According to the authors, improved collaboration between neurology and psychiatry would help researchers answer significant questions about how biological and environmental factors influence the brain: How do biological processes give rise to mental events? How do environmental factors influence the brain’s biological structure? How can these two forces be harnessed to promote mental health and recovery from brain injury? Answers to these questions ultimately may improve the quality of life for people who suffer from psychiatric and/or neurologic conditions.

Along with changes in education, the authors recommend that the practice of psychiatry maintain its focus on the diagnosis and study of mental illness and the connections between brain and behavior. They recommend neurology increase its research on behavioral disorders of neuropsychiatric diseases, such as Alzheimer’s and Parkinson’s diseases.
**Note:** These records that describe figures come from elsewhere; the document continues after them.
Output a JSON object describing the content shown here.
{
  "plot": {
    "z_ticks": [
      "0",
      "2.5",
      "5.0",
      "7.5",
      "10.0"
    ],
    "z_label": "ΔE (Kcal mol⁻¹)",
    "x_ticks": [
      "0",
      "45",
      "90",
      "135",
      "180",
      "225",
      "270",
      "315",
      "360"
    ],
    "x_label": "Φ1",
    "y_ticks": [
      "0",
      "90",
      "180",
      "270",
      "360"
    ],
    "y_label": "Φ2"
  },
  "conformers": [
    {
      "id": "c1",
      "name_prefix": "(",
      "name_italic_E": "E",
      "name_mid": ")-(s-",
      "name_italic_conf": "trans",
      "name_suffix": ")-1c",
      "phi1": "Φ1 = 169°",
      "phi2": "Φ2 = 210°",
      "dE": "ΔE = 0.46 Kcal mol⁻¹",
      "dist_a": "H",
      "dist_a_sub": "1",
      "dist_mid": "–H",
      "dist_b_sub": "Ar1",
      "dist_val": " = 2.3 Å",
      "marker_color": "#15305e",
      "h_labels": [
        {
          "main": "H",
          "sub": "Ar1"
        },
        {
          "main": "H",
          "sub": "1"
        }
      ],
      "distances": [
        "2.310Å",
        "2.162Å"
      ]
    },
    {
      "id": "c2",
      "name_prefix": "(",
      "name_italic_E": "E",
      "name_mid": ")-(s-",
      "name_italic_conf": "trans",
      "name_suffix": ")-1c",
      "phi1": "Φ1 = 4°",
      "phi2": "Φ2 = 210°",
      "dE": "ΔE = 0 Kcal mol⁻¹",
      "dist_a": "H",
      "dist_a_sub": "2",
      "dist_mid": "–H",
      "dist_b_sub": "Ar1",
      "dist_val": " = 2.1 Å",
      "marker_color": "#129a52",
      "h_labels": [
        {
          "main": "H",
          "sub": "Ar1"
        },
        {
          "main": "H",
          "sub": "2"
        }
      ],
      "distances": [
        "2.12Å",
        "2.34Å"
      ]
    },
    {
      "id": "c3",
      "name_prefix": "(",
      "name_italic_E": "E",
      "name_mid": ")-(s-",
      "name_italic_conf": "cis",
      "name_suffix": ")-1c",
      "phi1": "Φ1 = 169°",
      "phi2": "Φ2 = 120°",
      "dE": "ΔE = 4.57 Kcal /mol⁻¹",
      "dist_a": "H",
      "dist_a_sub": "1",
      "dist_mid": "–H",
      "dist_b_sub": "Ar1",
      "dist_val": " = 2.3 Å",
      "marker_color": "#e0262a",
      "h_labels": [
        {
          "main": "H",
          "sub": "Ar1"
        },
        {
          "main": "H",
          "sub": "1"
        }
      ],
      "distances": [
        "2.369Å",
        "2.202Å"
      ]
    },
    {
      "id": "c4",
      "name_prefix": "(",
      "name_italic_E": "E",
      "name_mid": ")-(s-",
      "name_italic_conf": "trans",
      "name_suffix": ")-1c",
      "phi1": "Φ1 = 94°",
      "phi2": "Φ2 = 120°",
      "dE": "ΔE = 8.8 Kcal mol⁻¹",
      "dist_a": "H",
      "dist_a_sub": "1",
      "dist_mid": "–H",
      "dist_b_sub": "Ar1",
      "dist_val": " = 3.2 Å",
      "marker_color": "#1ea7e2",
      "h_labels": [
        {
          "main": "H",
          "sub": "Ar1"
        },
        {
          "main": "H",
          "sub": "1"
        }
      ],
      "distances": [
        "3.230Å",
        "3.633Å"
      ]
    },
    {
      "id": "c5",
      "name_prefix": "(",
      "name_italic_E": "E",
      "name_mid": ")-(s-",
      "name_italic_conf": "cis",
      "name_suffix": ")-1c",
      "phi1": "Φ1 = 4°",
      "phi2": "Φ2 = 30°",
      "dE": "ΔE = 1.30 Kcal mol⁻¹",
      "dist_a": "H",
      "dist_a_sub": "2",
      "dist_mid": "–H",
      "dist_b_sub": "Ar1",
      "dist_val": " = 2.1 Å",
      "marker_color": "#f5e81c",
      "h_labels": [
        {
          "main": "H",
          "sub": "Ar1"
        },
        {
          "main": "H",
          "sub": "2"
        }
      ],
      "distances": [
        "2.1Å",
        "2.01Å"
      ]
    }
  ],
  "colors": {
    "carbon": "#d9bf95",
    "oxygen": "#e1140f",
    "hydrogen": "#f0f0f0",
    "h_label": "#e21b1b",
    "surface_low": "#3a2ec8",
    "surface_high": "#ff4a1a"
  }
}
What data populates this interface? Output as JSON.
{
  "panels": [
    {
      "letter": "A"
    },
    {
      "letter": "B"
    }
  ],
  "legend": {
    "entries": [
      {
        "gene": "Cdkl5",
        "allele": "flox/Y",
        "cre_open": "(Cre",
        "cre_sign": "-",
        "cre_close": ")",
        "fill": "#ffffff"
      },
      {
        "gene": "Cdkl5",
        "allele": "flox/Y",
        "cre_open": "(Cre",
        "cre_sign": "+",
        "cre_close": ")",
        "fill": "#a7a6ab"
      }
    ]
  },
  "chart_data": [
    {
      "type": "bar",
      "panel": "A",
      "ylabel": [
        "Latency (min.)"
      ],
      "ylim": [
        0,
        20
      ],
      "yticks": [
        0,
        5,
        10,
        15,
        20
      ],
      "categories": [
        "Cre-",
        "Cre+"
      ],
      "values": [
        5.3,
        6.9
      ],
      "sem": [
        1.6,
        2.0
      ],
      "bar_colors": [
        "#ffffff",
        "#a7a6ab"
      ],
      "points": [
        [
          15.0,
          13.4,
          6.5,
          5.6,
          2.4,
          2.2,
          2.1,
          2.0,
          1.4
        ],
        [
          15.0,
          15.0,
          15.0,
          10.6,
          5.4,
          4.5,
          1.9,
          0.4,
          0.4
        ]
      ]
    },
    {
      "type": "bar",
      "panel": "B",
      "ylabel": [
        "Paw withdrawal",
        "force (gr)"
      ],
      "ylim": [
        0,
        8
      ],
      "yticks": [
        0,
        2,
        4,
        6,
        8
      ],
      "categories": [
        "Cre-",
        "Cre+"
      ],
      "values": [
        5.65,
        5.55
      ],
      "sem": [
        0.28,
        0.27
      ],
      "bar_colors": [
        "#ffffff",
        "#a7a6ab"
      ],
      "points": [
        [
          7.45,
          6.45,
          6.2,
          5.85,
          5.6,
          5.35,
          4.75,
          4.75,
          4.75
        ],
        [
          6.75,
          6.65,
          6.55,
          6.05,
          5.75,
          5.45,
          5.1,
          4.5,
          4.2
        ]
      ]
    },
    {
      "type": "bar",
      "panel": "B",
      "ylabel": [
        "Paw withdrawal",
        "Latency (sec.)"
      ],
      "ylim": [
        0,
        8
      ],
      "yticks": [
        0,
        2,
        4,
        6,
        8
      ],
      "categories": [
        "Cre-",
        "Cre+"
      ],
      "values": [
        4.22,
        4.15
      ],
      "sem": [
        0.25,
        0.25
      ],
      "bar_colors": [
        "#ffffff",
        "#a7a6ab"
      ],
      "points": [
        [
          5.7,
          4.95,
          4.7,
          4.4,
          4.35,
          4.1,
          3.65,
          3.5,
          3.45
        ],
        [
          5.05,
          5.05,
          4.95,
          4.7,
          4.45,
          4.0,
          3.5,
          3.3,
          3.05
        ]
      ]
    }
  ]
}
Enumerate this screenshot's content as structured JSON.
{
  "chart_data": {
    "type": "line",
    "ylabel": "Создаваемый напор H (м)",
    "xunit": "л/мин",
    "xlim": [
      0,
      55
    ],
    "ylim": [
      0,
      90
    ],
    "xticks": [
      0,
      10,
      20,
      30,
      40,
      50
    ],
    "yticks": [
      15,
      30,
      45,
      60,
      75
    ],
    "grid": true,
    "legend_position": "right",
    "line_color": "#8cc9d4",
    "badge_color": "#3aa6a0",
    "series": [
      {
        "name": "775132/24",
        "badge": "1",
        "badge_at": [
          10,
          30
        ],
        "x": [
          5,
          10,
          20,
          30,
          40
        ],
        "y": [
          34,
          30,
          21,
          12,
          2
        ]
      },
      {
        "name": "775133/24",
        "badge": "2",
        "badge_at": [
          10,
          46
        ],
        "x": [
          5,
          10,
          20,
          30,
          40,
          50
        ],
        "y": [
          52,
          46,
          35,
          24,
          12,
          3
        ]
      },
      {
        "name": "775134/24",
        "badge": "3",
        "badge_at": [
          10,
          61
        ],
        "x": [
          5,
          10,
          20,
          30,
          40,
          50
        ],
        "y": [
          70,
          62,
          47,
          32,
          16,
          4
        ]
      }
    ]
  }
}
The authors write that modern imaging technology such as CAT, MRI and PET scans, has revealed that diseases like schizophrenia, depression and obsessive/compulsive disorder have visible functional abnormalities in the brain. Recent advances and increased understanding of the mind and brain have shown that the brain and its behavior are continually shaped by the complex interplay between genetic and environmental forces. Other advances, including redefining major mental illnesses as biologically based diseases, and the dawning of the era of molecular biology, have further broken down the barriers between neurology and psychiatry.